Suppose we wish predict the body mass of two individuals whose heights are 145 and 160 cm, respectively -- based on the following paired data:

$$\begin{array}{r|c|c|c|c|c|c|c|c|c|c} \textrm{height (cm)} & 176 & 154 & 138 & 196 & 132 & 176 & 181 & 169 & 150 & 175\\\hline \textrm{body mass (kg)} & 82 & 49 & 53 & 112 & 47 & 69 & 77 & 71 & 62 & 78\\ \end{array}$$We first examine the scatter plot to make ensure the correlation, if it exists, appears to be a linear one.

> height = c(176, 154, 138, 196, 132, 176, 181, 169, 150, 175) > bodymass = c(82, 49, 53, 112, 47, 69, 77, 71, 62, 78) > plot(height,bodymass,main="Height vs. Body Mass")

This produces the following scatter plot:

Not seeing any issues with the scatter plot or any other assumptions of the parametric correlation test, we proceed with the test to decide if there is a significant correlation. (Recall, if no significant correlation exists, the predictions for the body mass for both heights will simply be the average body height.)

> cor.test(height,bodymass) Pearson's product-moment correlation data: height and bodymass t = 5.8892, df = 8, p-value = 0.0003662 alternative hypothesis: true correlation is not equal to 0 95 percent confidence interval: 0.6285267 0.9767094 sample estimates: cor 0.9014256

Notice, with a $p$-value of $0.0003662$ we have strong evidence that a correlation exists between height and body mass.

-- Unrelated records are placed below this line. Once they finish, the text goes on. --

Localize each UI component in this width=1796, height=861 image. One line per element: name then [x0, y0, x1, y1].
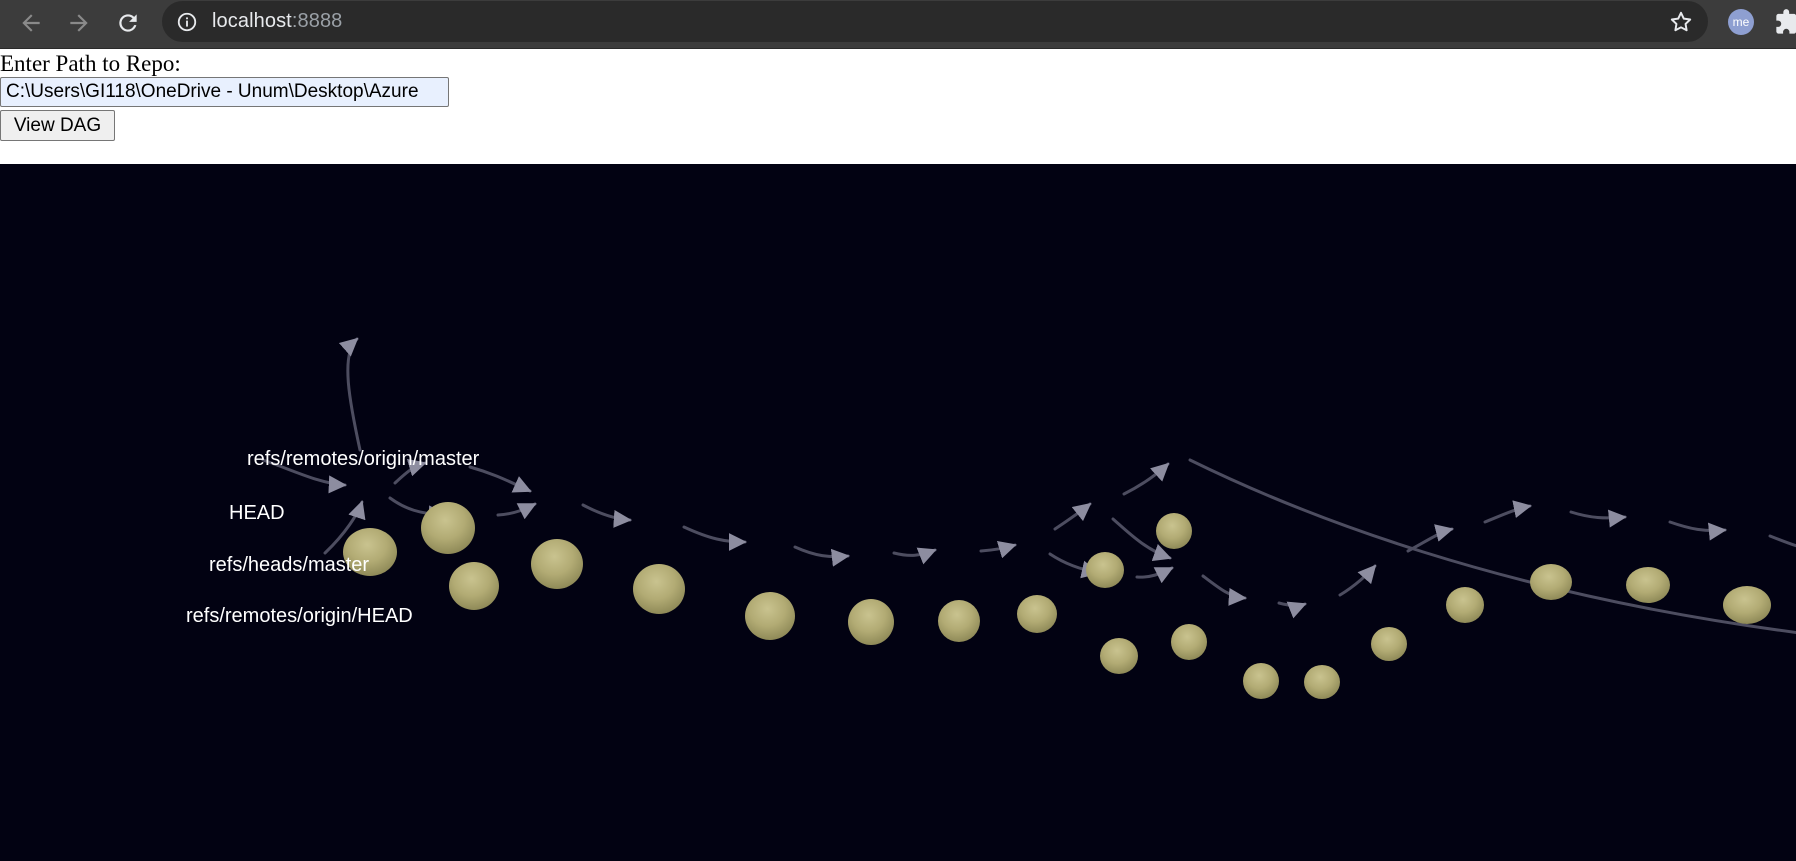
dag-edge	[323, 500, 366, 555]
commit-node[interactable]	[531, 539, 583, 589]
arrow-right-icon	[70, 14, 88, 32]
commit-node[interactable]	[1243, 663, 1279, 699]
commit-node[interactable]	[1171, 624, 1207, 660]
dag-edge	[1122, 462, 1170, 496]
dag-edge	[468, 465, 532, 493]
dag-edge	[1053, 502, 1092, 531]
dag-edge	[1135, 566, 1174, 584]
commit-node[interactable]	[1304, 665, 1340, 699]
ref-labels: refs/remotes/origin/master HEAD refs/hea…	[186, 448, 480, 627]
dag-edge	[1188, 458, 1796, 634]
commit-node[interactable]	[449, 562, 499, 610]
dag-edges	[261, 337, 1796, 634]
view-dag-button[interactable]: View DAG	[0, 110, 115, 141]
reload-icon	[119, 14, 137, 32]
profile-avatar[interactable]: me	[1728, 9, 1754, 35]
dag-edge	[1338, 564, 1377, 597]
commit-node[interactable]	[938, 600, 980, 642]
star-icon[interactable]	[1668, 9, 1694, 35]
dag-edge	[979, 541, 1017, 559]
dag-edge	[1277, 601, 1307, 619]
url-host: localhost	[212, 10, 292, 32]
commit-node[interactable]	[848, 599, 894, 645]
forward-button[interactable]	[62, 6, 96, 40]
dag-edge	[682, 525, 747, 551]
dag-edge	[393, 459, 427, 485]
commit-node[interactable]	[1626, 567, 1670, 603]
dag-graph[interactable]: refs/remotes/origin/master HEAD refs/hea…	[0, 164, 1796, 861]
commit-node[interactable]	[1371, 627, 1407, 661]
back-button[interactable]	[14, 6, 48, 40]
address-bar[interactable]: localhost:8888	[162, 1, 1708, 42]
commit-node[interactable]	[1446, 587, 1484, 623]
repo-path-label: Enter Path to Repo:	[0, 51, 181, 76]
dag-edge	[261, 458, 347, 494]
dag-edge	[496, 502, 537, 520]
commit-node[interactable]	[1017, 595, 1057, 633]
dag-canvas[interactable]: refs/remotes/origin/master HEAD refs/hea…	[0, 164, 1796, 861]
commit-node[interactable]	[1156, 513, 1192, 549]
dag-edge	[1768, 534, 1796, 548]
repo-path-input[interactable]	[0, 77, 449, 107]
commit-node[interactable]	[421, 502, 475, 554]
arrow-left-icon	[22, 14, 40, 32]
dag-edge	[338, 337, 362, 452]
repo-form: Enter Path to Repo: View DAG	[0, 49, 1796, 164]
commit-node[interactable]	[1100, 638, 1138, 674]
reload-button[interactable]	[111, 6, 145, 40]
url-port: :8888	[291, 10, 343, 32]
commit-node[interactable]	[1530, 564, 1572, 600]
ref-label-remotes-origin-head: refs/remotes/origin/HEAD	[186, 605, 413, 627]
ref-label-head: HEAD	[229, 502, 285, 524]
dag-edge	[1668, 520, 1727, 541]
commit-node[interactable]	[1723, 586, 1771, 624]
puzzle-icon[interactable]	[1774, 8, 1796, 36]
commit-node[interactable]	[1086, 552, 1124, 588]
dag-edge	[1111, 517, 1172, 561]
commit-node[interactable]	[745, 592, 795, 640]
dag-edge	[1483, 500, 1532, 524]
dag-nodes[interactable]	[343, 502, 1771, 699]
ref-label-remotes-origin-master: refs/remotes/origin/master	[247, 448, 480, 470]
dag-edge	[1201, 574, 1247, 606]
url-text: localhost:8888	[212, 10, 342, 33]
dag-edge	[892, 547, 937, 565]
info-icon[interactable]	[176, 11, 198, 33]
commit-node[interactable]	[633, 564, 685, 614]
browser-toolbar: localhost:8888 me	[0, 0, 1796, 49]
ref-label-heads-master: refs/heads/master	[209, 554, 369, 576]
dag-edge	[793, 545, 850, 567]
commit-node[interactable]	[343, 528, 397, 576]
dag-edge	[1569, 509, 1627, 528]
dag-edge	[581, 503, 632, 528]
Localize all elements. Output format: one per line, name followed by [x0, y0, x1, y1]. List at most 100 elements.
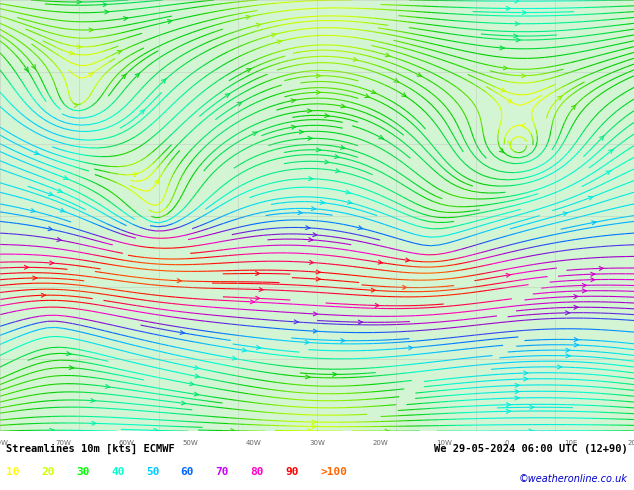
FancyArrowPatch shape — [177, 279, 181, 283]
FancyArrowPatch shape — [294, 320, 299, 324]
FancyArrowPatch shape — [333, 372, 337, 376]
FancyArrowPatch shape — [225, 94, 230, 98]
FancyArrowPatch shape — [292, 125, 296, 129]
FancyArrowPatch shape — [308, 136, 312, 140]
FancyArrowPatch shape — [402, 93, 406, 97]
FancyArrowPatch shape — [358, 320, 363, 324]
FancyArrowPatch shape — [89, 73, 93, 77]
FancyArrowPatch shape — [574, 338, 578, 342]
FancyArrowPatch shape — [60, 208, 65, 212]
FancyArrowPatch shape — [57, 238, 61, 242]
FancyArrowPatch shape — [347, 200, 352, 204]
Text: 40: 40 — [111, 467, 124, 477]
FancyArrowPatch shape — [232, 356, 236, 360]
FancyArrowPatch shape — [133, 173, 138, 176]
FancyArrowPatch shape — [140, 109, 145, 114]
FancyArrowPatch shape — [58, 189, 62, 193]
FancyArrowPatch shape — [103, 3, 107, 6]
FancyArrowPatch shape — [246, 15, 250, 19]
FancyArrowPatch shape — [507, 98, 512, 102]
FancyArrowPatch shape — [599, 267, 604, 270]
FancyArrowPatch shape — [515, 384, 519, 387]
FancyArrowPatch shape — [309, 238, 313, 242]
FancyArrowPatch shape — [313, 329, 318, 333]
FancyArrowPatch shape — [341, 104, 346, 108]
Text: 0: 0 — [505, 440, 510, 446]
FancyArrowPatch shape — [122, 74, 126, 78]
FancyArrowPatch shape — [557, 96, 562, 100]
FancyArrowPatch shape — [252, 132, 257, 136]
FancyArrowPatch shape — [256, 296, 260, 300]
FancyArrowPatch shape — [316, 270, 320, 274]
FancyArrowPatch shape — [500, 148, 505, 153]
FancyArrowPatch shape — [385, 429, 389, 433]
FancyArrowPatch shape — [378, 135, 384, 139]
FancyArrowPatch shape — [574, 343, 578, 347]
FancyArrowPatch shape — [312, 424, 316, 428]
FancyArrowPatch shape — [307, 109, 312, 113]
FancyArrowPatch shape — [124, 17, 128, 21]
FancyArrowPatch shape — [291, 99, 295, 103]
FancyArrowPatch shape — [34, 151, 39, 154]
FancyArrowPatch shape — [312, 420, 316, 424]
FancyArrowPatch shape — [49, 261, 54, 265]
FancyArrowPatch shape — [507, 410, 510, 413]
Text: 20W: 20W — [373, 440, 388, 446]
FancyArrowPatch shape — [353, 57, 358, 61]
FancyArrowPatch shape — [507, 403, 510, 407]
Text: 70W: 70W — [55, 440, 72, 446]
FancyArrowPatch shape — [529, 429, 533, 433]
FancyArrowPatch shape — [316, 148, 321, 152]
FancyArrowPatch shape — [259, 288, 263, 292]
FancyArrowPatch shape — [74, 103, 78, 107]
FancyArrowPatch shape — [557, 365, 562, 369]
FancyArrowPatch shape — [588, 196, 593, 200]
FancyArrowPatch shape — [515, 396, 519, 400]
FancyArrowPatch shape — [372, 288, 375, 292]
FancyArrowPatch shape — [320, 200, 325, 204]
FancyArrowPatch shape — [507, 6, 510, 10]
FancyArrowPatch shape — [609, 149, 614, 153]
FancyArrowPatch shape — [394, 78, 399, 82]
FancyArrowPatch shape — [375, 303, 379, 307]
FancyArrowPatch shape — [530, 405, 534, 409]
FancyArrowPatch shape — [231, 429, 235, 433]
FancyArrowPatch shape — [522, 74, 526, 78]
FancyArrowPatch shape — [508, 141, 512, 145]
FancyArrowPatch shape — [566, 311, 570, 315]
FancyArrowPatch shape — [524, 377, 528, 381]
FancyArrowPatch shape — [69, 366, 74, 369]
FancyArrowPatch shape — [592, 221, 596, 225]
FancyArrowPatch shape — [403, 286, 407, 290]
FancyArrowPatch shape — [500, 46, 504, 50]
FancyArrowPatch shape — [378, 260, 382, 264]
FancyArrowPatch shape — [309, 260, 314, 264]
FancyArrowPatch shape — [311, 207, 316, 211]
Text: >100: >100 — [320, 467, 347, 477]
FancyArrowPatch shape — [237, 102, 242, 106]
Text: 60: 60 — [181, 467, 194, 477]
FancyArrowPatch shape — [162, 79, 166, 83]
FancyArrowPatch shape — [316, 90, 321, 94]
FancyArrowPatch shape — [117, 50, 122, 54]
FancyArrowPatch shape — [514, 34, 518, 38]
FancyArrowPatch shape — [515, 0, 519, 3]
FancyArrowPatch shape — [250, 300, 254, 304]
FancyArrowPatch shape — [242, 348, 247, 352]
FancyArrowPatch shape — [515, 22, 519, 25]
FancyArrowPatch shape — [325, 160, 329, 164]
Text: 10W: 10W — [436, 440, 452, 446]
FancyArrowPatch shape — [155, 179, 159, 184]
Text: 50W: 50W — [183, 440, 198, 446]
FancyArrowPatch shape — [181, 401, 186, 405]
FancyArrowPatch shape — [563, 212, 567, 216]
FancyArrowPatch shape — [408, 346, 413, 350]
FancyArrowPatch shape — [92, 421, 96, 425]
FancyArrowPatch shape — [308, 429, 312, 433]
FancyArrowPatch shape — [247, 69, 251, 72]
Text: 10E: 10E — [564, 440, 578, 446]
FancyArrowPatch shape — [63, 176, 68, 179]
FancyArrowPatch shape — [506, 273, 510, 277]
FancyArrowPatch shape — [358, 226, 363, 229]
Text: 20: 20 — [41, 467, 55, 477]
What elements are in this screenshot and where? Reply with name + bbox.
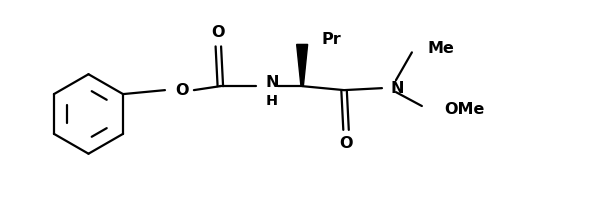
Polygon shape <box>297 44 307 86</box>
Text: O: O <box>211 25 225 40</box>
Text: O: O <box>339 136 353 151</box>
Text: N: N <box>265 75 279 90</box>
Text: OMe: OMe <box>444 102 484 118</box>
Text: Pr: Pr <box>321 32 341 47</box>
Text: H: H <box>265 94 277 108</box>
Text: O: O <box>176 83 189 98</box>
Text: N: N <box>391 81 404 96</box>
Text: Me: Me <box>428 41 455 56</box>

Now, we simply need to find the best-fit (regression) line for our data -- known as a **linear model** in R. We find the linear model with the `lm()`

function:

> linear.model = lm(bodymass ~ height) > linear.model Call: lm(formula = bodymass ~ height) Coefficients: (Intercept) height -70.4627 0.8528

Importantly, notice that in the `lm()`

function we put `bodymass`

to the left of the tilde (`~`

) symbol. The vector to the left of the tilde must always be the dependent variable (i.e., the one for which we wish to find predicted values), and the vector to the right of the tilde must always be the independent variable (the one on whom are predictions are based).

The output tells us that the best-fit (regression) line is given by $\widehat{y} = 0.8528x -70.4627$.

If one wishes to see this line added to our scatter plot, simply type the following after creating the plot:

abline(linear.model)

This adds the line stored in the variable `linear.model`

so that our plot now looks like the following:

Now all that remains is to make our predictions by evaluating $\widehat{y}$ for $x=145$ and $x=160$.

Of course, R provides a quick way to do that too:

> predict(linear.model,data.frame(height = c(145,160))) 1 2 53.19906 65.99165

So our model predicts a person 145 cm tall will have body mass of around 53 kg, and a person 160 cm tall will have body mass of almost 66 kg.